9. Practitioner may choose to check laceration after 10 minutes to assess degree of anesthesia. Skin may blanch because of vasoconstriction as LET takes effect.

10. If a wound is still sensitive after 20 minutes, more LET may be applied and left on for an additional 10 minutes.

11. Once anesthesia is achieved, irrigate wound to remove LET and any remaining dirt or foreign bodies. Laceration is then sutured.

12. Wash hands and discard supplies.

ad, Increase; qs, quantity sufficient.

From Pasero, C., & McCaffery, M. Pain assessment and pharmacologic management, p. 731, St. Louis, Mosby. Data from United Healthcare System, Department of Pharmacy, Newark, NJ, 1996 (Preparation A); Jacqueline Oschsenreither, RN, Rita Jew, Pharm D, Children’s Hospital of Philadelphia, Philadelphia, personal communication, October 1996 (Preparation B); Ochsenreither, J. M. (1996). Better topical anesthetic. Am J Nurse, 96(5), 21-22. Pasero C, McCaffery M. May be duplicated for use in clinical practice.

Other Local Anesthetic Approaches for Procedural Pain

Although other products are used for procedural pain, there is a general lack of research to adequately evaluate their safety and effectiveness. Some examples follow.

• Refrigerant sprays (e.g., Pain Ease) provide anesthesia by rapid cooling of the skin. The target site is sprayed 4 to 10 seconds from a distance of 3 to 7 inches just until the skin begins to blanch. Care must be taken not to freeze (frost) the skin. The anesthetic effect lasts just 60 seconds, so refrigerant sprays are appropriate only for very brief and superficial dermal procedures such as injections and immunizations. They are ideal for settings such as the ED where a topical anesthetic with a rapid onset of analgesia is particularly important.

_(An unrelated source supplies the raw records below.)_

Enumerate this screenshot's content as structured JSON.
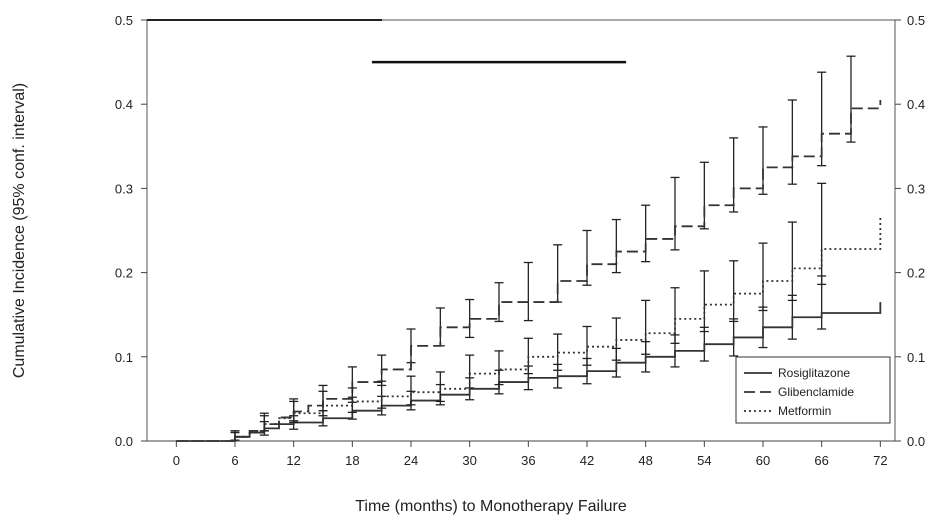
{
  "chart_data": {
    "type": "line",
    "title": "",
    "xlabel": "Time (months) to Monotherapy Failure",
    "ylabel": "Cumulative Incidence  (95% conf. interval)",
    "xlim": [
      -3,
      73.5
    ],
    "ylim": [
      0,
      0.5
    ],
    "xticks": [
      0,
      6,
      12,
      18,
      24,
      30,
      36,
      42,
      48,
      54,
      60,
      66,
      72
    ],
    "xtick_labels": [
      "0",
      "6",
      "12",
      "18",
      "24",
      "30",
      "36",
      "42",
      "48",
      "54",
      "60",
      "66",
      "72"
    ],
    "yticks": [
      0,
      0.1,
      0.2,
      0.3,
      0.4,
      0.5
    ],
    "ytick_labels": [
      "0.0",
      "0.1",
      "0.2",
      "0.3",
      "0.4",
      "0.5"
    ],
    "y2tick_labels": [
      "0.0",
      "0.1",
      "0.2",
      "0.3",
      "0.4",
      "0.5"
    ],
    "step": true,
    "grid": false,
    "legend_position": "bottom-right",
    "series": [
      {
        "name": "Rosiglitazone",
        "dash": "solid",
        "color": "#333333",
        "x": [
          0,
          6,
          7.5,
          9,
          10.5,
          12,
          15,
          18,
          21,
          24,
          27,
          30,
          33,
          36,
          39,
          42,
          45,
          48,
          51,
          54,
          57,
          60,
          63,
          66,
          72
        ],
        "y": [
          0,
          0.005,
          0.01,
          0.015,
          0.02,
          0.022,
          0.027,
          0.036,
          0.042,
          0.048,
          0.055,
          0.062,
          0.07,
          0.075,
          0.077,
          0.083,
          0.093,
          0.1,
          0.107,
          0.115,
          0.123,
          0.135,
          0.147,
          0.152,
          0.165
        ],
        "ci_x": [
          6,
          9,
          12,
          15,
          18,
          21,
          24,
          27,
          30,
          33,
          36,
          39,
          42,
          45,
          48,
          51,
          54,
          57,
          60,
          63,
          66
        ],
        "ci_low": [
          0.001,
          0.007,
          0.014,
          0.018,
          0.026,
          0.031,
          0.037,
          0.043,
          0.049,
          0.056,
          0.061,
          0.063,
          0.068,
          0.076,
          0.082,
          0.088,
          0.095,
          0.101,
          0.111,
          0.121,
          0.133
        ],
        "ci_high": [
          0.01,
          0.023,
          0.03,
          0.036,
          0.046,
          0.053,
          0.059,
          0.067,
          0.075,
          0.084,
          0.089,
          0.091,
          0.098,
          0.11,
          0.118,
          0.126,
          0.135,
          0.145,
          0.159,
          0.173,
          0.196
        ]
      },
      {
        "name": "Glibenclamide",
        "dash": "dash",
        "color": "#333333",
        "x": [
          0,
          6,
          7.5,
          9,
          10.5,
          12,
          13.5,
          15,
          18,
          21,
          24,
          27,
          30,
          33,
          36,
          39,
          42,
          45,
          48,
          51,
          54,
          57,
          60,
          63,
          66,
          69,
          72
        ],
        "y": [
          0,
          0.005,
          0.012,
          0.02,
          0.028,
          0.035,
          0.042,
          0.05,
          0.07,
          0.085,
          0.113,
          0.135,
          0.145,
          0.165,
          0.165,
          0.19,
          0.21,
          0.225,
          0.24,
          0.255,
          0.28,
          0.3,
          0.325,
          0.338,
          0.365,
          0.395,
          0.405
        ],
        "ci_x": [
          6,
          9,
          12,
          15,
          18,
          21,
          24,
          27,
          30,
          33,
          36,
          39,
          42,
          45,
          48,
          51,
          54,
          57,
          60,
          63,
          66,
          69
        ],
        "ci_low": [
          0.001,
          0.012,
          0.024,
          0.036,
          0.052,
          0.066,
          0.093,
          0.113,
          0.123,
          0.142,
          0.143,
          0.165,
          0.185,
          0.2,
          0.213,
          0.227,
          0.252,
          0.272,
          0.293,
          0.305,
          0.327,
          0.355
        ],
        "ci_high": [
          0.012,
          0.03,
          0.05,
          0.066,
          0.088,
          0.102,
          0.133,
          0.158,
          0.168,
          0.188,
          0.212,
          0.233,
          0.25,
          0.263,
          0.28,
          0.313,
          0.331,
          0.36,
          0.373,
          0.405,
          0.438,
          0.457
        ]
      },
      {
        "name": "Metformin",
        "dash": "dot",
        "color": "#333333",
        "x": [
          0,
          6,
          7.5,
          9,
          10.5,
          12,
          15,
          18,
          21,
          24,
          27,
          30,
          33,
          36,
          39,
          42,
          45,
          48,
          51,
          54,
          57,
          60,
          63,
          66,
          72
        ],
        "y": [
          0,
          0.005,
          0.012,
          0.02,
          0.027,
          0.033,
          0.042,
          0.047,
          0.053,
          0.058,
          0.062,
          0.08,
          0.085,
          0.1,
          0.105,
          0.112,
          0.12,
          0.128,
          0.145,
          0.162,
          0.175,
          0.19,
          0.205,
          0.228,
          0.265
        ],
        "ci_x": [
          6,
          9,
          12,
          15,
          18,
          21,
          24,
          27,
          30,
          33,
          36,
          39,
          42,
          45,
          48,
          51,
          54,
          57,
          60,
          63,
          66
        ],
        "ci_low": [
          0.001,
          0.012,
          0.022,
          0.03,
          0.034,
          0.039,
          0.043,
          0.047,
          0.063,
          0.067,
          0.08,
          0.084,
          0.09,
          0.096,
          0.103,
          0.116,
          0.13,
          0.142,
          0.155,
          0.167,
          0.186
        ],
        "ci_high": [
          0.012,
          0.033,
          0.047,
          0.059,
          0.063,
          0.071,
          0.077,
          0.082,
          0.102,
          0.107,
          0.122,
          0.127,
          0.136,
          0.146,
          0.167,
          0.182,
          0.202,
          0.214,
          0.235,
          0.26,
          0.306
        ]
      }
    ],
    "annotation_bar": {
      "x_start": 20,
      "x_end": 46,
      "y": 0.45
    }
  }
}
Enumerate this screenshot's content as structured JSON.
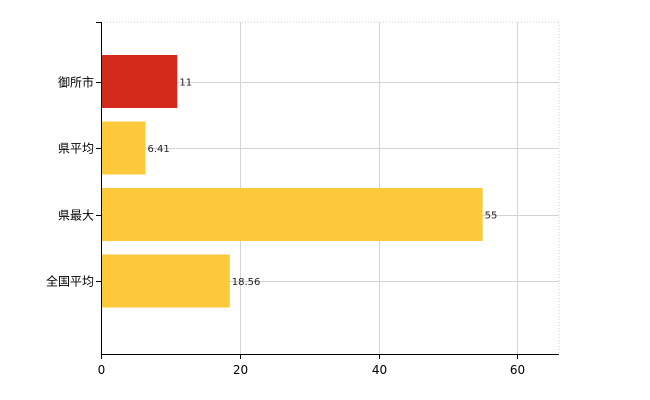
{
  "chart_data": {
    "type": "bar",
    "orientation": "horizontal",
    "categories": [
      "御所市",
      "県平均",
      "県最大",
      "全国平均"
    ],
    "values": [
      11,
      6.41,
      55,
      18.56
    ],
    "data_labels": [
      "11",
      "6.41",
      "55",
      "18.56"
    ],
    "colors": [
      "#d42a1c",
      "#fbc93a",
      "#fbc93a",
      "#fbc93a"
    ],
    "xlim": [
      0,
      66
    ],
    "x_ticks": [
      0,
      20,
      40,
      60
    ],
    "grid": true
  }
}
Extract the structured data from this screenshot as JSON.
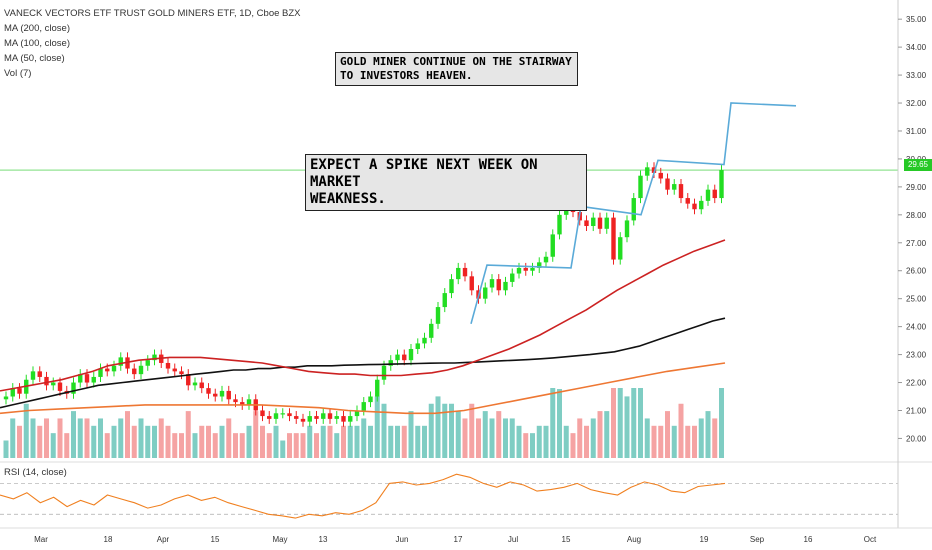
{
  "legend": {
    "title": "VANECK VECTORS ETF TRUST GOLD MINERS ETF, 1D, Cboe BZX",
    "indicators": [
      "MA (200, close)",
      "MA (100, close)",
      "MA (50, close)",
      "Vol (7)"
    ]
  },
  "annotations": {
    "note1": "GOLD MINER CONTINUE ON THE STAIRWAY\nTO INVESTORS HEAVEN.",
    "note2": "EXPECT A SPIKE NEXT WEEK ON MARKET\nWEAKNESS."
  },
  "rsi_label": "RSI (14, close)",
  "last_price": "29.65",
  "colors": {
    "up": "#22dd22",
    "down": "#ee2222",
    "vol_up": "#7fcdc3",
    "vol_down": "#f5a3a3",
    "ma200": "#111111",
    "ma100": "#cc2222",
    "ma50": "#ee7733",
    "rsi": "#f08020",
    "trendline": "#5aaad8",
    "price_line": "#26c926"
  },
  "chart_data": {
    "type": "candlestick",
    "price_axis_ticks": [
      20.0,
      21.0,
      22.0,
      23.0,
      24.0,
      25.0,
      26.0,
      27.0,
      28.0,
      29.0,
      30.0,
      31.0,
      32.0,
      33.0,
      34.0,
      35.0
    ],
    "ylim": [
      19.3,
      35.4
    ],
    "x_tick_labels": [
      "Mar",
      "18",
      "Apr",
      "15",
      "May",
      "13",
      "Jun",
      "17",
      "Jul",
      "15",
      "Aug",
      "19",
      "Sep",
      "16",
      "Oct"
    ],
    "closes": [
      21.5,
      21.8,
      21.6,
      22.1,
      22.4,
      22.2,
      21.9,
      22.0,
      21.7,
      21.6,
      22.0,
      22.3,
      22.0,
      22.2,
      22.5,
      22.4,
      22.6,
      22.9,
      22.5,
      22.3,
      22.6,
      22.8,
      23.0,
      22.7,
      22.5,
      22.4,
      22.3,
      21.9,
      22.0,
      21.8,
      21.6,
      21.5,
      21.7,
      21.4,
      21.3,
      21.2,
      21.4,
      21.0,
      20.8,
      20.7,
      20.9,
      20.9,
      20.8,
      20.7,
      20.6,
      20.8,
      20.7,
      20.9,
      20.7,
      20.8,
      20.6,
      20.8,
      21.0,
      21.3,
      21.5,
      22.1,
      22.6,
      22.8,
      23.0,
      22.8,
      23.2,
      23.4,
      23.6,
      24.1,
      24.7,
      25.2,
      25.7,
      26.1,
      25.8,
      25.3,
      25.0,
      25.4,
      25.7,
      25.3,
      25.6,
      25.9,
      26.1,
      26.0,
      26.1,
      26.3,
      26.5,
      27.3,
      28.0,
      28.2,
      28.1,
      27.8,
      27.6,
      27.9,
      27.5,
      27.9,
      26.4,
      27.2,
      27.8,
      28.6,
      29.4,
      29.7,
      29.5,
      29.3,
      28.9,
      29.1,
      28.6,
      28.4,
      28.2,
      28.5,
      28.9,
      28.6,
      29.6
    ],
    "ma200": [
      21.1,
      21.2,
      21.3,
      21.4,
      21.5,
      21.6,
      21.7,
      21.8,
      21.9,
      21.95,
      22.0,
      22.05,
      22.1,
      22.15,
      22.2,
      22.25,
      22.3,
      22.35,
      22.4,
      22.45,
      22.45,
      22.5,
      22.5,
      22.55,
      22.55,
      22.6,
      22.6,
      22.6,
      22.62,
      22.63,
      22.64,
      22.65,
      22.66,
      22.67,
      22.68,
      22.69,
      22.7,
      22.7,
      22.72,
      22.74,
      22.76,
      22.78,
      22.8,
      22.82,
      22.85,
      22.88,
      22.92,
      22.96,
      23.0,
      23.05,
      23.1,
      23.2,
      23.3,
      23.45,
      23.6,
      23.75,
      23.9,
      24.05,
      24.2,
      24.3
    ],
    "ma100": [
      21.7,
      21.8,
      21.9,
      22.0,
      22.1,
      22.25,
      22.4,
      22.6,
      22.7,
      22.8,
      22.85,
      22.9,
      22.9,
      22.9,
      22.85,
      22.8,
      22.75,
      22.7,
      22.6,
      22.5,
      22.4,
      22.35,
      22.3,
      22.3,
      22.25,
      22.25,
      22.25,
      22.3,
      22.35,
      22.45,
      22.6,
      22.8,
      23.0,
      23.2,
      23.45,
      23.7,
      24.0,
      24.3,
      24.6,
      24.95,
      25.3,
      25.6,
      25.9,
      26.2,
      26.45,
      26.7,
      26.9,
      27.1
    ],
    "ma50": [
      20.9,
      21.0,
      21.05,
      21.1,
      21.15,
      21.2,
      21.2,
      21.2,
      21.2,
      21.2,
      21.15,
      21.1,
      21.0,
      20.95,
      20.9,
      20.9,
      21.0,
      21.2,
      21.4,
      21.6,
      21.8,
      22.0,
      22.2,
      22.4,
      22.55,
      22.7
    ],
    "rsi": [
      55,
      50,
      58,
      45,
      52,
      40,
      48,
      42,
      55,
      50,
      45,
      38,
      42,
      50,
      55,
      48,
      52,
      45,
      40,
      35,
      30,
      28,
      25,
      30,
      28,
      32,
      30,
      35,
      45,
      70,
      72,
      68,
      70,
      75,
      82,
      78,
      70,
      65,
      72,
      68,
      60,
      62,
      65,
      70,
      62,
      58,
      55,
      65,
      72,
      68,
      60,
      58,
      66,
      68,
      70
    ]
  }
}
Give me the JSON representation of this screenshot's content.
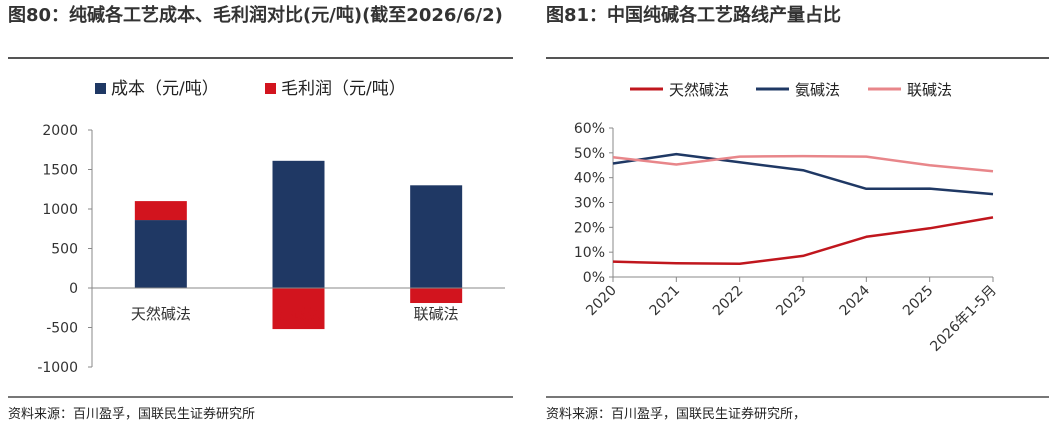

One randomized, placebo-controlled study showed that vapocoolant spray used immediately prior to venipuncture produced effective and safe anesthesia for IV catheter placement in adults in the ED (Hijazi, Taylor, Richardson, 2009). Successful IV start rates were similar between groups, and 62% of the patients said they would choose the vapocoolant spray again. Vapocoolant spray was shown to be ineffective in reducing intramuscular immunization pain in children (Cohen, MacLaren, DeMore, et al., 2009).

• Topical benzocaine 20% spray (Hurricaine) is used for some procedures. A meta-analysis concluded that topical anesthetic sprays (e.g., lidocaine, tetracaine, and benzocaine) used prior to endoscopic procedures improves ease of endoscopy and patient tolerance but cited concerns about related adverse effects, such as methemogloginemia (see previous discussion), anaphylactic reactions, and aspiration (Evans, Saberi, Kim, et al., 2006). It was shown to be safe but had limited effectiveness as an anesthetic prior to minor gynecologic surgery (Einarsson, Henao, Young, 2005). Numerous cases of methemoglobinemia have been linked to the use of topical benzocaine and attributed to a lack of precise dosing such as might be possible with a metered dose; stricter labeling and very cautious use are recommended (Moore, Walsh, Cohen, 2004).

• Viscous lidocaine (e.g., 2%) is sometimes used for inflamed oral mucosa or on gums prior to dental procedures and prior to ureteral catheterization (Pasero, McCaffery, 1999). Attention to dosing is recommended as amounts greater than 240 mg/day have been associated with lidocaine toxicity (Yamashita, Sato, Kakiuchi, et al., 2002).

Conclusion

The distress and pain associated with procedures are often underestimated and ignored by those who perform them. Clinicians are encouraged to establish policies and procedures that address the provision of adequate analgesia and anesthesia with first-line agents, such as local anesthetics, prior to painful procedures, including minor procedures such as venipuncture. Local anesthetics are versatile and well-tolerated by most patients. There are several formulations to choose from, and more are in development.